California’s current Distribution Investment Deferral Framework process has focused on using DERs as a “cost-effective substitute for specific, near-term projects that a utility identifies in its annual distribution planning process” — the shorter of the two time scales.

But it hasn’t yet addressed the “ability of DERs to reduce peak load growth over their lifetimes and thereby allow the utilities to avoid even the need to plan for upgrades in the much shorter time horizons of their distribution plans" — using a long-term solution that could eliminate the short-term problems before they emerge. 

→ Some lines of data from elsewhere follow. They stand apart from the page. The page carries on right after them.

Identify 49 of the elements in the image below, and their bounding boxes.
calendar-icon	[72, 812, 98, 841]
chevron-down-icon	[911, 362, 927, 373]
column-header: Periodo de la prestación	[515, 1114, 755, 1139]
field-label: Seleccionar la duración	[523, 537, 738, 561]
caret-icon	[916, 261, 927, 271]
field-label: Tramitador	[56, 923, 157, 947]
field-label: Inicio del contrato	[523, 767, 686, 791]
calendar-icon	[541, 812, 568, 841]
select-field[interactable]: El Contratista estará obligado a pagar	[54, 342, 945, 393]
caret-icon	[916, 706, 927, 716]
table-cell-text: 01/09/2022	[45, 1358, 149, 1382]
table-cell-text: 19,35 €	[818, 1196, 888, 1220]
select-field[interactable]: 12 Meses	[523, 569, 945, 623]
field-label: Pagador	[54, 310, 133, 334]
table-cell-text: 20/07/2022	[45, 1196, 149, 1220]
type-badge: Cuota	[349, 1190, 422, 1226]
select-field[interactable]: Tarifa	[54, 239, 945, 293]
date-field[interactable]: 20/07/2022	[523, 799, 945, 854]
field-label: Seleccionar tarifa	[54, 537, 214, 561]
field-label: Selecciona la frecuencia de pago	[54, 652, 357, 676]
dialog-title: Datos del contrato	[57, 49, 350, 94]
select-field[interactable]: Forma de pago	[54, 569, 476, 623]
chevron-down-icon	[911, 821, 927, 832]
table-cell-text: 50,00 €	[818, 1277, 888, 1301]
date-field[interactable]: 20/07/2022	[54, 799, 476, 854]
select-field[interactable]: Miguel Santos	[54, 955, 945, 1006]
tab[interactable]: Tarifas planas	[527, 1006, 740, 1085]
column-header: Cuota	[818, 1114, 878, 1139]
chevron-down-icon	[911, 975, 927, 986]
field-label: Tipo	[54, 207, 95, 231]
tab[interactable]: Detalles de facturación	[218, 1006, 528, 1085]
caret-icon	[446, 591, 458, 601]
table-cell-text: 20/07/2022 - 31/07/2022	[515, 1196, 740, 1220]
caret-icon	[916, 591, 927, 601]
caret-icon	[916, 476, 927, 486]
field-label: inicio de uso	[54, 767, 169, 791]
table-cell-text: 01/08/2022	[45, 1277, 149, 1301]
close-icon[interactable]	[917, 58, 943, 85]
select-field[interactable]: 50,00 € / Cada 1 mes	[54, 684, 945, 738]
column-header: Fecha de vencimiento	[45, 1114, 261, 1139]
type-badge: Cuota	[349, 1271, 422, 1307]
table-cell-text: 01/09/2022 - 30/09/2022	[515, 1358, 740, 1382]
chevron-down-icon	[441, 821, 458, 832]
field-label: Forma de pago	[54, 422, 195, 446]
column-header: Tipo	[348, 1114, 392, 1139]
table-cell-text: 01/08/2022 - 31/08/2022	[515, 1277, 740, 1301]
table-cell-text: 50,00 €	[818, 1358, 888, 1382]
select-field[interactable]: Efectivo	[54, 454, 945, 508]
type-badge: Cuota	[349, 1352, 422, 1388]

To attempt this, SEIA and VoteSolar’s DER tariff pilot would go beyond the current list of utility distribution deferral projects, and instead provide payments and incentives to DERs being deployed in broad swaths of PG&E territory that the utility has identified as bearing the highest average marginal costs for keeping up their distribution grid infrastructure.

These costs, which average about $40 per kilowatt-year across PG&E’s system, have also risen to two or three times that cost in certain parts of PG&E’s system, such as Sonoma County, or its Central Coast or Sierra Nevada service territories. 

While these average costs can’t be linked to specific grid projects, they do indicate long-range challenges to be solved, the groups say.

By setting a tariff that offers complying DERs a payment that’s linked to, but always slightly less than, those marginal costs, the program should always come in at less than PG&E's comparative traditional costs. And capping payments once PG&E has procured enough DERs to meet its grid needs should limit over-procurement, along with the fact  that the targeted regions represent only 12 percent of PG&E’s marginal distribution costs, the filing noted. 

What’s more, most of these highest-cost regions are also the most at risk of devastating wildfires, like those that have driven PG&E into bankruptcy — and PG&E and the CPUC are already working on proposals to use DERs to provide grid resiliency and community backup power during fire emergencies.

Next steps 

Just what the CPUC will do with these DER pilot proposals is still an open question, both in terms of how many proposals might earn approval to move into real-world testing, and how quickly that might happen. The CPUC has a lot on its plate trying to manage PG&E’s bankruptcy and the broader wildfire risks for both the state’s utilities and their customers, and the Integration of Distributed Energy Resources proceeding, of which the DER tariff proposals are just one part, also has many pressing matters to manage, such as how to value DERs as grid assets. 

Still, DER groups are eager to see the CPUC move forward quickly with DER tariff pilots, based on the need to have them approved before a December 1, 2019 deadline to take part in the next round of utility distribution investment deferral projects.

They’ve also pointed out that the current path of utility RFPs hasn’t been very fruitful yet in delivering DERs that can meet the contracted needs. 

“The commission has been saying for some time that it wants to look at locational tariffs that consider DERs' long-run distribution value, not just short-term distribution value,” Umoff noted. In the meantime, he said, “There are a lot of avoidable grid costs out there, and we need to get DERs out there to start proving the model. We need leadership from the commission to show this works.”